Because these old friends did it: they vanquished evil.

  While it looks like the picnic is at the mayor’s house, attended by a zoologist, a chemist, the fire chief, a novelist, a homemaker, a movie star, and a journalist, they are more than that. This is a reunion of the Mighty Crusaders. And they did it. They won. Fireball, Comet, Steel Sterling, Shield, Jaguar, The Web, and Fly Girl thought they had the ultimate victory.

  Until the Brain Emperor crashes their picnic, and slaughters the lot of them in cold blood. With the Shield the only veteran left alive, he gathers up the youngsters and they regroup at the Shields hidden headquarters. It’s a quick, brutal introduction to these heroes. And a smart plan, too. Instead of trying to get a new generation to care about these heroes of yesterday, writer Ian Flynn gets us emotionally invested in their kids in one issue. Contributing to the modern vibe, Ben Bates and Alitha Martinez, portray our New Crusaders with a blocky, manga inspired look.

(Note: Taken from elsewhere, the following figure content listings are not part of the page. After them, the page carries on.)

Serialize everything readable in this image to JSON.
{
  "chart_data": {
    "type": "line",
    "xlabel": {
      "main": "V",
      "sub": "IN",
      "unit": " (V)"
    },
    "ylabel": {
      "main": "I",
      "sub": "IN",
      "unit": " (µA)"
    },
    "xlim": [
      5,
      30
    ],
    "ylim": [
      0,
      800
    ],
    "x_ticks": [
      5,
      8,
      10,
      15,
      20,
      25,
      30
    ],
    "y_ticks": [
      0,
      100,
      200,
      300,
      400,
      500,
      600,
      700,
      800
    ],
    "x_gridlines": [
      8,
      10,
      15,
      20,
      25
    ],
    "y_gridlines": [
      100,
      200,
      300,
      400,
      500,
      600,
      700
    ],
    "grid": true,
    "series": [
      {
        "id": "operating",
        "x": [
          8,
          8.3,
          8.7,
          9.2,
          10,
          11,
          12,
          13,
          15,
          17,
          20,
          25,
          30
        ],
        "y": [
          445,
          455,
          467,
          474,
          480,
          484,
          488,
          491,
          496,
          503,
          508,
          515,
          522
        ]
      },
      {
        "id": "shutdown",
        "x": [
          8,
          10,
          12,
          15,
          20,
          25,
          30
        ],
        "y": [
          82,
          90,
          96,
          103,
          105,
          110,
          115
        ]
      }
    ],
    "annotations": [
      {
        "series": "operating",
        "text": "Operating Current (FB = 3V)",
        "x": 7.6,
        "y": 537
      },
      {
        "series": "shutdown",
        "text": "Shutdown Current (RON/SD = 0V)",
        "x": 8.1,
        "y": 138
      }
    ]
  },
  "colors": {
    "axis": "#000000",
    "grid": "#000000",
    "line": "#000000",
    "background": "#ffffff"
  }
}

  Don’t be fooled by the light-hearted look of this book: Flynn has written a heavy story, invested with themes of legacy and responsibility. The continuing story of these New Crusaders is a story that bears returning to, again and again.

  Dan Malmon

  RICHARD STARK’S PARKER

  Adapted and Illustrated by Darwyn Cooke

  IDW

  The Hunter—Vol 1

  Richard Stark’s (Donald Westlake) classic anti-hero Parker is brought alive in this series of graphic novels by Darwyn Cooke. In the first volume, THE HUNTER, Parker is double-crossed by his wife and his partner. Once Parker tracks his wife down, she kills herself. Parker then seeks to exact his revenge, by hunting down his money, and the others who did him wrong.